Étant précisé que ce caractère d’ordre public s’applique aux deux dimensions de l’obligation de délivrance : l’obligation de mettre la chose louée à disposition du locataire et l’obligation de délivrer un bien conforme à l’usage convenu.
Un preneur est fondé à obtenir l’indemnisation de ses préjudices résultant du manquement par le bailleur à son obligation de délivrance, malgré la présence d’une clause de non -recours insérée dans le contrat de bail.

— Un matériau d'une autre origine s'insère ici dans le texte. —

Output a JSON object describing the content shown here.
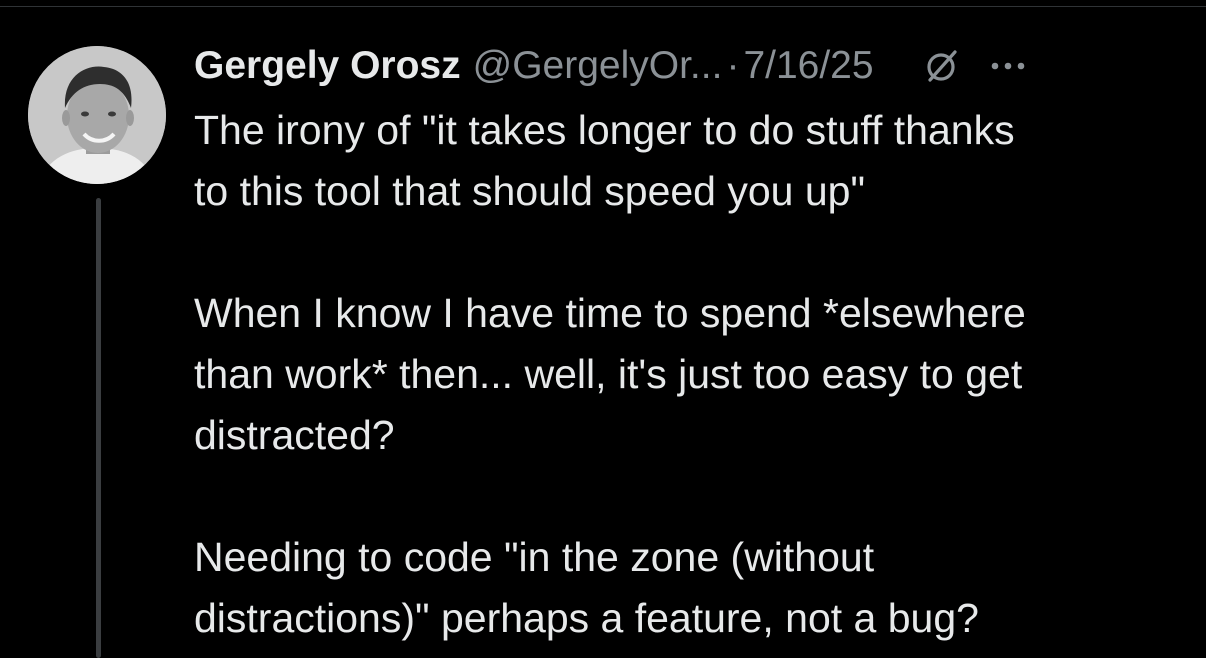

Ainsi, une clause ne peut avoir pour effet d’exonérer le bailleur de son obligation de mettre la chose à disposition (Cass. 1re civ., 11 oct. 1989, n° 88-14.439 : )
Sont, par exemple, condamnées à ce titre les clauses selon lesquelles le locataire prend les lieux en l’état, et ce particulièrement lorsque l’état du bien mis à disposition empêche le preneur de l’utiliser. Celles-ci ne sauraient décharger le bailleur de son obligation de délivrer un bien conforme à l’usage convenu (Cass. 3e civ., 5 juin 2002, n° 00-19.037 : JurisData n° 2002-014576. – Cass. 3e civ., 10 déc. 2008, n° 07-20.277 :
Le bailleur ne peut jamais se décharger de son obligation de délivrer un bien apte à l’usage prévu par des clauses abusives ou dérogatoires qui videraient le contrat de sa substance.